Member of the North Dakota House of Representatives
- Incumbent
- Assumed office August 2025 Serving with Alisa Mitskog
- Preceded by: Cindy Schreiber-Beck
- Constituency: 25th
- In office December 1, 2016 – November 2022 Serving with Sebastian Ertelt
- Succeeded by: Jeremy Olson Kelby Timmons
- Constituency: 26th

Personal details
- Born: Browns Valley, Minnesota, U.S.
- Party: Republican
- Spouse: Michael
- Children: 7
- Education: Minnesota State Community and Technical College (CNA)

= Kathy Skroch =

American politician

Kathy Skroch is an American politician serving as a member of the North Dakota House of Representatives from the 25th district since 2025 after being appointed to fill the late Cindy Schreiber-Beck's term.
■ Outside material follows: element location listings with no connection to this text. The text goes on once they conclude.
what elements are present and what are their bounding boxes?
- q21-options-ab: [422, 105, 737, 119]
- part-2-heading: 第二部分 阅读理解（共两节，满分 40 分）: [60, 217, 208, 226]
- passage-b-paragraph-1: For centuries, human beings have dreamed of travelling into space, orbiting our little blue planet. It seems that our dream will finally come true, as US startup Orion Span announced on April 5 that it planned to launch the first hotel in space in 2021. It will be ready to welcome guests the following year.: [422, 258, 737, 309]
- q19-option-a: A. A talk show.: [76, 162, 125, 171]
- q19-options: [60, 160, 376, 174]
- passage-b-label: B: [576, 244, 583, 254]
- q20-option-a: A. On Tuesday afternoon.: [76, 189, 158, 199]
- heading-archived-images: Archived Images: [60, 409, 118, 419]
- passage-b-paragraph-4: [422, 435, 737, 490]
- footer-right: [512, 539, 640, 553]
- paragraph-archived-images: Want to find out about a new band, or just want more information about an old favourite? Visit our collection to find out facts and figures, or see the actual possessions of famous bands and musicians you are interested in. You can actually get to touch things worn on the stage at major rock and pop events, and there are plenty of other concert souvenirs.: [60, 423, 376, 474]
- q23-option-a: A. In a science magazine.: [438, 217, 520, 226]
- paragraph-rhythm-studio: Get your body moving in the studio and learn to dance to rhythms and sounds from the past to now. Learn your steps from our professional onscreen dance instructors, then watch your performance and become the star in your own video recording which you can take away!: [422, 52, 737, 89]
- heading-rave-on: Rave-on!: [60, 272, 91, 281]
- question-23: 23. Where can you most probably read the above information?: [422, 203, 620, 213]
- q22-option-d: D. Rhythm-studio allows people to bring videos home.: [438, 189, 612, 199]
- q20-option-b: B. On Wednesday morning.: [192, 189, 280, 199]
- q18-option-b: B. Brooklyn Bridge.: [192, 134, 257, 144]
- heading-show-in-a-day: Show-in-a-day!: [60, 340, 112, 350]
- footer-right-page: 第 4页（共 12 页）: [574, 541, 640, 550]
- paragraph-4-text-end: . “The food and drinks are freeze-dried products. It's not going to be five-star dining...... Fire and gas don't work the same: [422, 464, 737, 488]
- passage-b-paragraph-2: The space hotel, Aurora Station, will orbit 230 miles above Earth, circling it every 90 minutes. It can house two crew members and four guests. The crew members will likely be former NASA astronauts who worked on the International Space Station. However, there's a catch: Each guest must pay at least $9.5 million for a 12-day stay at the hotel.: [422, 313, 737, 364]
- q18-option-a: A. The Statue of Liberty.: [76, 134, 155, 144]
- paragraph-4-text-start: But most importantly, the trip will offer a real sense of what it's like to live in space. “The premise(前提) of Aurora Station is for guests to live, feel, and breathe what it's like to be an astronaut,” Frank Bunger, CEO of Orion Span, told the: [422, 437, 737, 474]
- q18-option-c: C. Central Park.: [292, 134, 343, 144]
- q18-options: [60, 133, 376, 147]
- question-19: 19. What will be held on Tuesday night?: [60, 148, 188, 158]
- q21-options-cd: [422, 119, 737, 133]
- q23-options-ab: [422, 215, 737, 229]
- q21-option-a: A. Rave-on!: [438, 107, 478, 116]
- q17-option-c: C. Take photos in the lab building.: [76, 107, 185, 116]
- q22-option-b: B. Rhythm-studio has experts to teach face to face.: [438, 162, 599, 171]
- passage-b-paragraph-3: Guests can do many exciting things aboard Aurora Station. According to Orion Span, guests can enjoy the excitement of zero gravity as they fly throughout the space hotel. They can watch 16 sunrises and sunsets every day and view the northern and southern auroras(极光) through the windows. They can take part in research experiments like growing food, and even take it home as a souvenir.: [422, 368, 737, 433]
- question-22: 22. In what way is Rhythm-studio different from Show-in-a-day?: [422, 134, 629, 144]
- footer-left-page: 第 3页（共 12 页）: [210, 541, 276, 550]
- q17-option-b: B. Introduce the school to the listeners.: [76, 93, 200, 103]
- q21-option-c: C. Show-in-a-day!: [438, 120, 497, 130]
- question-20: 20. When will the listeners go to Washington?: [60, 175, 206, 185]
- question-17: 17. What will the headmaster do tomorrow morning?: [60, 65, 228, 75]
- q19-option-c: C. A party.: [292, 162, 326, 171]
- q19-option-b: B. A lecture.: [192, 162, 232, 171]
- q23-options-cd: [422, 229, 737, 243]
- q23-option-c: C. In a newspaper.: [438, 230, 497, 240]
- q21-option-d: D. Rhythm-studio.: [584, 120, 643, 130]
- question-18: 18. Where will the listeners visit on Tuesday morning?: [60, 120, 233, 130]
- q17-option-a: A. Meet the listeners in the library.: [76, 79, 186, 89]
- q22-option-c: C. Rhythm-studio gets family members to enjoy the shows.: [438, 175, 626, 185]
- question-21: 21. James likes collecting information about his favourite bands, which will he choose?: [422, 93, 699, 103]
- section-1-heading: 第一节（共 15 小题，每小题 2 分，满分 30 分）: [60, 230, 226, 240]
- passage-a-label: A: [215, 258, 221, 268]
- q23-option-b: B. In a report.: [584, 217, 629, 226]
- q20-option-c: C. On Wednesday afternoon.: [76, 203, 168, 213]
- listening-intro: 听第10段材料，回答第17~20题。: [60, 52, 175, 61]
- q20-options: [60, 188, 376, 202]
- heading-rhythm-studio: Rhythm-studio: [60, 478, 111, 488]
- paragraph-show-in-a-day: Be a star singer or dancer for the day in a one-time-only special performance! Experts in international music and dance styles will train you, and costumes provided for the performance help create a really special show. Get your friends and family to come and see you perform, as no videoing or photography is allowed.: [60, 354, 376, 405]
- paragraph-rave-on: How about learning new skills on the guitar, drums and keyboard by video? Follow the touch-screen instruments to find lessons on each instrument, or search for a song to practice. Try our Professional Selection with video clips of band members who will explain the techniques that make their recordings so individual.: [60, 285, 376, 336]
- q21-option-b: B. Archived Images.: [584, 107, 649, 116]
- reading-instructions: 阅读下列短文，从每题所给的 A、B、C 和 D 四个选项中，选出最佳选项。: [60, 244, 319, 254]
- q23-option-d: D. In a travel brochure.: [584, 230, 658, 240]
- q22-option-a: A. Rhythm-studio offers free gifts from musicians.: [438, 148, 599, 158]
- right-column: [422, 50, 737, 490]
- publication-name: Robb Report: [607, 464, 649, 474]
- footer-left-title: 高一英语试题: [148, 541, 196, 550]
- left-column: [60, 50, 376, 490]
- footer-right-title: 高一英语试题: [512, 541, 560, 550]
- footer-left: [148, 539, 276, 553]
She previously served in the body from 2016 until 2022, representing the 26th district.

== Early life, education, and career ==
Skroch was born in Browns Valley, Minnesota. She earned a nursing assistant certificate from the Minnesota State Community and Technical College.

Skroch works as a certified nursing assistant. She also owns Vinnie's Mud Bog, a plot of land in Richland County, North Dakota used for off-roading.

== North Dakota House of Representatives ==
Skroch was first elected to the North Dakota House of Representatives in November 2016 and assumed office on December 1, 2016.

After redistricting placed her in the 25th district in 2022, she was defeated by incumbents Republican Cindy Schreiber-Beck and D-NPL Alisa Mitskog in the general election.

In 2025, the District 25 Republican committee appointed Skroch to fill Schreiber-Beck's term following her death. The committee originally appointed Terry Goerger, but the North Dakota Secretary of State and North Dakota Republican Party invalidated the process.